Aber was passiert denn eigentlich wenn ich ein Programm in C oder C++ schreibe, dieses kompiliere und ausführe? Sind das denn nun Instruktionen für die Hardware (übersetzt in 0 und 1) oder sind das tatsächlich nur Befehle für das Betriebssystem?
Zuerstmal lädt das BS dein C/C++ Programm in den Speicher. Dabei kümmert es sich darum, dass für den Code und die Daten deines Programms überhaupt Arbeitsspeicher bereitsteht.

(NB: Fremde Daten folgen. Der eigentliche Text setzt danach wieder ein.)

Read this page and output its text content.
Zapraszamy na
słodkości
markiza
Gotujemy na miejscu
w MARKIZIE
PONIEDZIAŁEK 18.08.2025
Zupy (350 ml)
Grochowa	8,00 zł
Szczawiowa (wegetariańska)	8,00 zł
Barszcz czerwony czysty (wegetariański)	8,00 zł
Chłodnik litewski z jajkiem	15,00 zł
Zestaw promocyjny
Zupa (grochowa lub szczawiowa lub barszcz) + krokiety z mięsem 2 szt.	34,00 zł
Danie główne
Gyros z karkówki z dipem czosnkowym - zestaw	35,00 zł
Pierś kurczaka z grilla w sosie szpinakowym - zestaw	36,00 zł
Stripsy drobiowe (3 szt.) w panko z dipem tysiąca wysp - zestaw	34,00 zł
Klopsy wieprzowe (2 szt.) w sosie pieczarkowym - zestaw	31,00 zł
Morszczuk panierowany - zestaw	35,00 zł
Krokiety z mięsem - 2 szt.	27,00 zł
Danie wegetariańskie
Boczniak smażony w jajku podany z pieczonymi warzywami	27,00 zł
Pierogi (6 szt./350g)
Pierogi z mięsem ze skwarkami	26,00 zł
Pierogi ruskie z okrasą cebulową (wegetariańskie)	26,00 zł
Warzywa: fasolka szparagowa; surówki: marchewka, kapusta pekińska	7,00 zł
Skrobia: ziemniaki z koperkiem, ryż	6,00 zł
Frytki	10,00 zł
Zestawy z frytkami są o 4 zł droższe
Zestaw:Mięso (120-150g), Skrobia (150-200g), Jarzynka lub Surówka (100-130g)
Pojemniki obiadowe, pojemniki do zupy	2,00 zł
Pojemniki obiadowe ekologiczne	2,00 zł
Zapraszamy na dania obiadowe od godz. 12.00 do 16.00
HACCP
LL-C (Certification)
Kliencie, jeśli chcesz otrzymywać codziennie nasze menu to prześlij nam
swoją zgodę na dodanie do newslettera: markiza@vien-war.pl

Es weist Programm + Daten Stellen im Arbeitsspeicher zu und stellt dabei automatisch sicher, dass diese Stelle im Speicher nicht zufällig auch von einem anderen Programm benutzt wird. Allokiert dein Programm später mit malloc/new mehr Speicher, dann kümmert sich das Betriebssystem darum, dass auch dieser neue Speicherbereich zur Verfügung gestellt wird und nur von deinem Programm benutzt wird.
Weiterhin kümmert sich das BS um das Multitasking. BS + CPU arbeiten zusammen, um dein Programm immer wieder kurz zu unterbrechen und dann weiterlaufen zu lassen. Während dieser kurzen Unterbrechungen kümmert sich die CPU um ganz andere Programme, hat deren Werte in seinen Registern. Aber in dem Moment, wo der Scheduler des BS entschieden hat, dass dein Programm jetzt wieder an der Reihe ist, wird es fortgesetzt und merkt noch nichtmal was davon, dass es eben kurz unterbrochen war.
Wenn dein Programm nach der kurzen Unterbrechung wieder weiterläuft, kann es sein, dass in der Zwischenzeit der ihm zugewiesene Speicher vom RAM auf die Festplatte geschrieben werden musste, weil der RAM voll war und die anderen Programme ihn benötigten. Aber in dem Moment, wo dein Programm das nächste Mal z.B. auf eine Variable oder ein Array zugreifen will, merkt die CPU, dass dieser Speicherbereich gerade nicht im RAM ist, dein Programm wird wieder kurz unterbrochen (Interrupt), die CPU ruft die Speicherverwaltung vom BS auf und diese stellt den Speicherinhalt deines Programms im RAM wieder her (und verschiebt dafür vielleicht die Inhalte anderer Programme auf die Festplatte) und lässt dann dein Programm weiterlaufen. Dein Programm liest/schreibt in seinem Speicher und merkt gar nicht, dass es eben wieder kurz unterbrochen wurde oder dass der Speicherbereich eben kurz mal "weg" war.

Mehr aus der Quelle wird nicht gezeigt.